1. Agreed.Templarfreak wrote:So to break the points down:
1. It hurts people that want to learn
2. It's almost impossible to fully 100% protect your stuff from the people that actually want to steal anyway, and the methods that can majorly negatively impact not only development and performance but the play experience as a whole
3. Most people probably won't actually steal your content anyway or if they do "steal" your content they are using it for personal use and probably don't intend to release it because they have a respect for the community and the people behind the content
4. It's a violation of Fair Use
5. Mods that do get stolen are anecdotal examples at best. Not everyone looking into your code or wanting to ask about your code are trying to steal from you. In fact, most of them probably aren't.
6. People get heavily punished by the community itself for stealing anyway.
2. I probably wouldn't want to do that sort of thing anyway. Back in the days of RA2YR, there was this simple tool that changed 1 bit of the binery code which invalidated the header, the result was that the game could still read it, but all the tools for extracting from the archive couldn't (unless of course you knew how this change worked, then you could fix it in a hex editor, the details on this were withheld by the creator of the locking tool)
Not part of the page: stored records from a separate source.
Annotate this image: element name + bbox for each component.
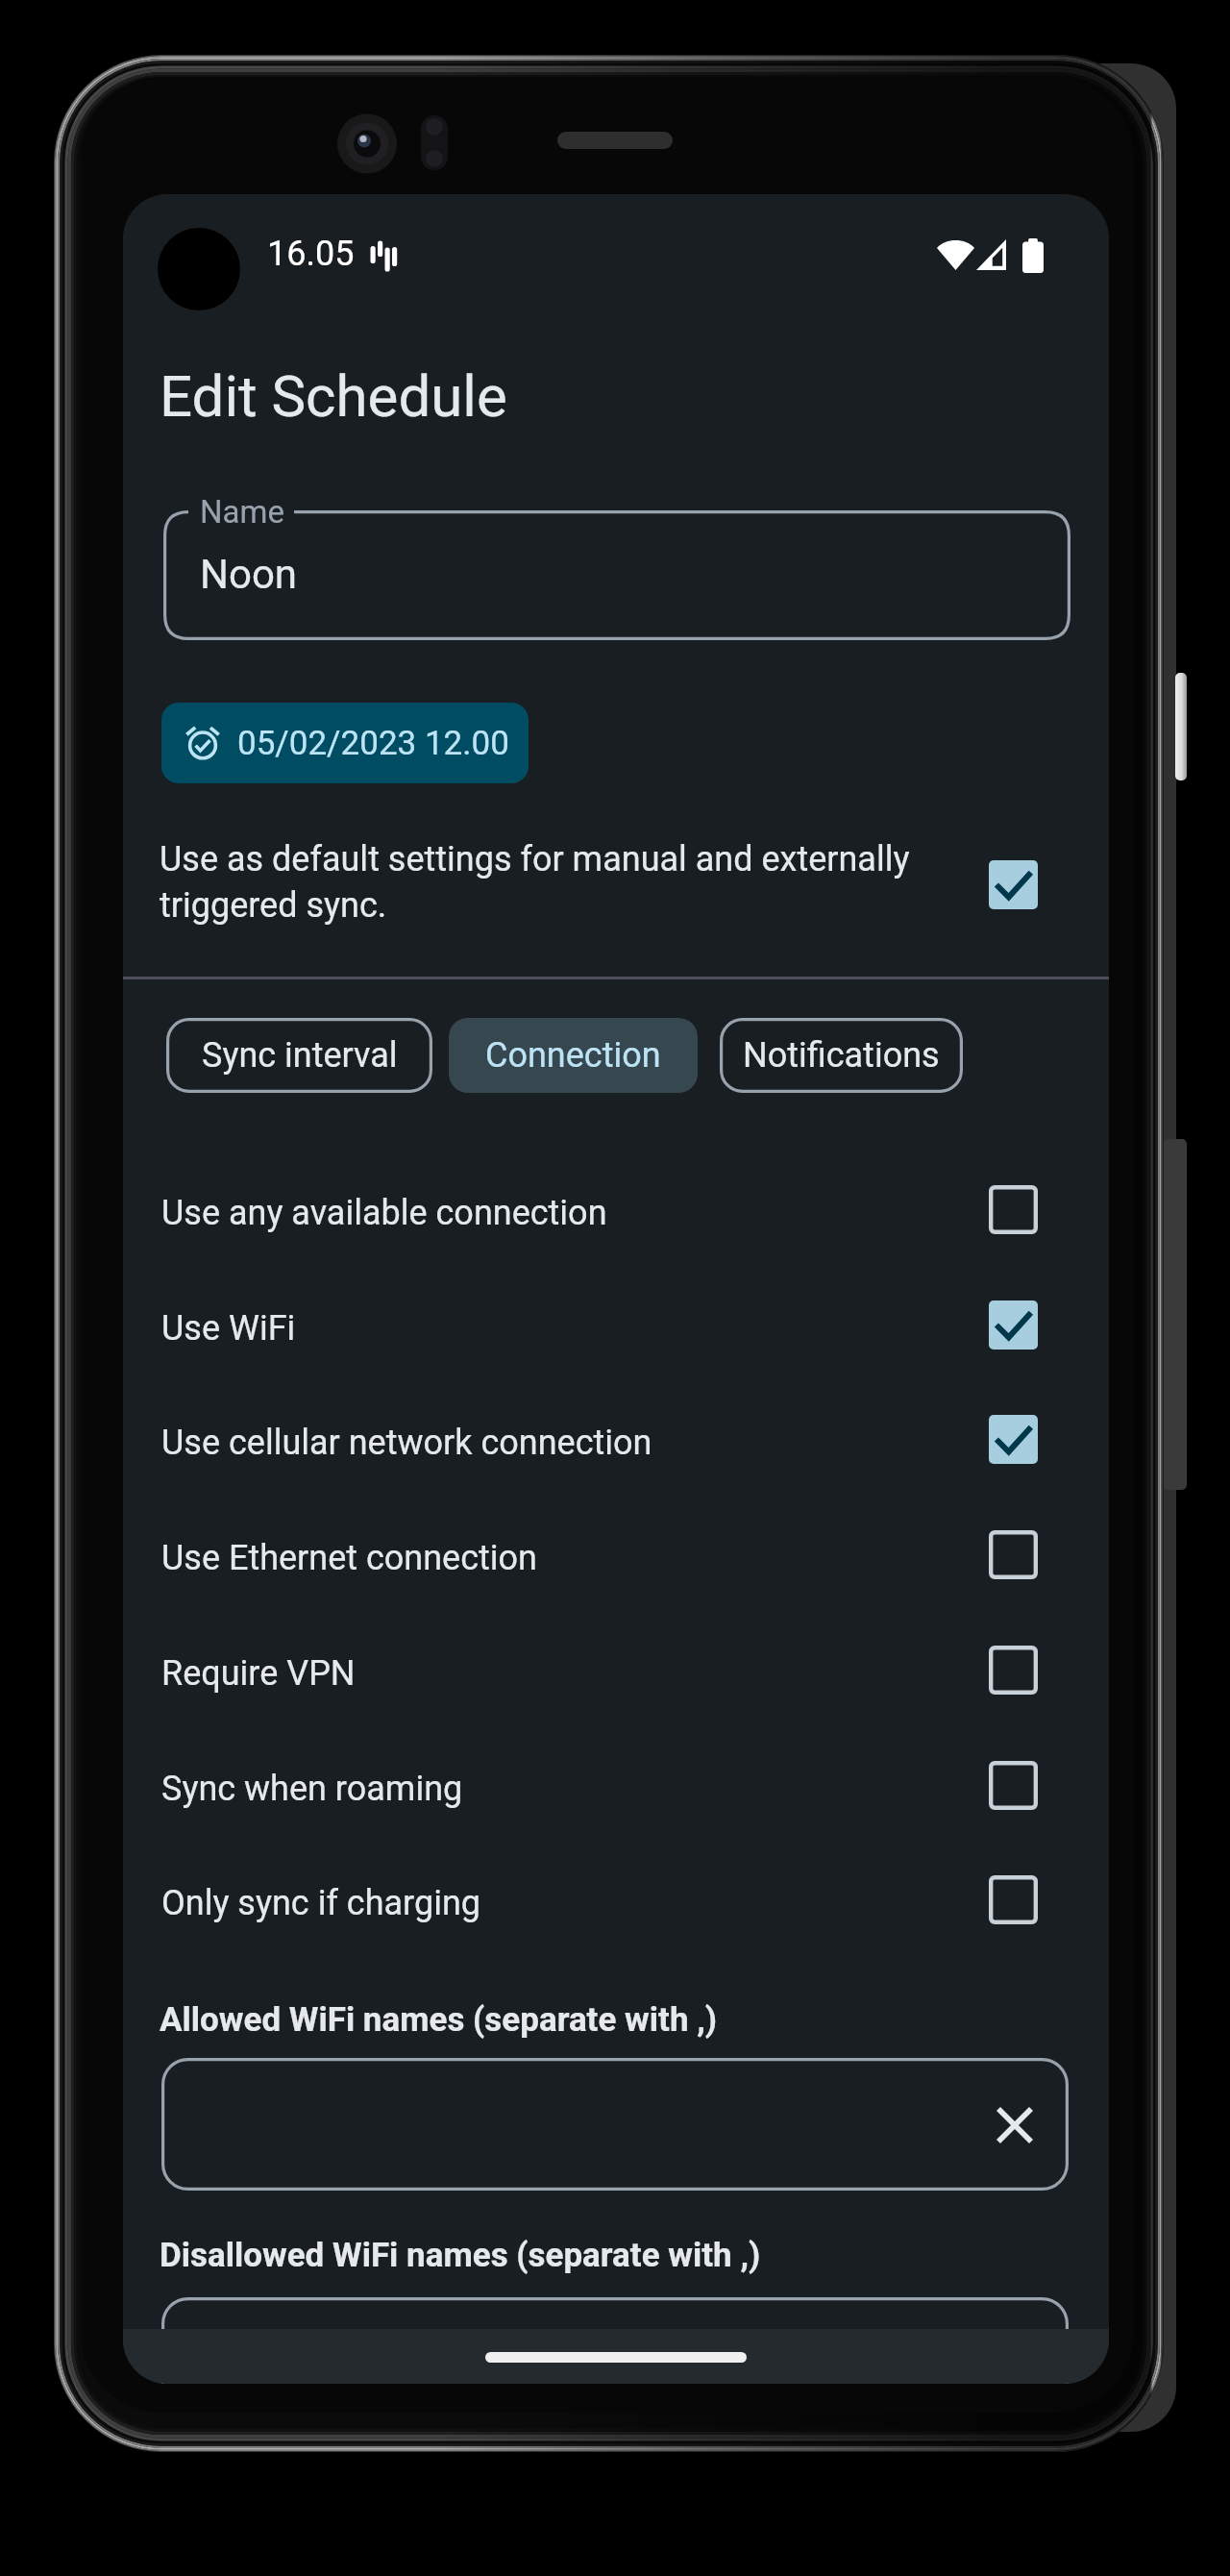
button[interactable]: Sync when roaming (123, 1732, 1109, 1846)
button[interactable]: Only sync if charging (123, 1846, 1109, 1961)
button[interactable]: Sync interval (166, 1018, 432, 1093)
button[interactable]: Clear (161, 2058, 1069, 2191)
staticText: Noon (200, 551, 298, 598)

I chose NOT to use this tool.
3. I agree, it is the minority, and I do actually get requests over notes of people asking if they can use parts of my mod in theirs. Most of the time the answer is Yes. I tried to work my licence in such a way that it tells people they're free to look at my mod for ideas on how to write their own code, as long as they don't copy it directly. See Andrew's mods, he copied large sections of my mods without asking, and released a mod that wasn't compatible with my own.
I also state in my licence that although you are free to edit my mods for private use (How could I even know if people were doing that?) they're not allowed to redistribute modified versions. (Private use includes small groups, such as a multiplayer game with friends. As long as it's not put up for public download on the internet, it's fine)
6. Again, Andrews mod is a good example of this.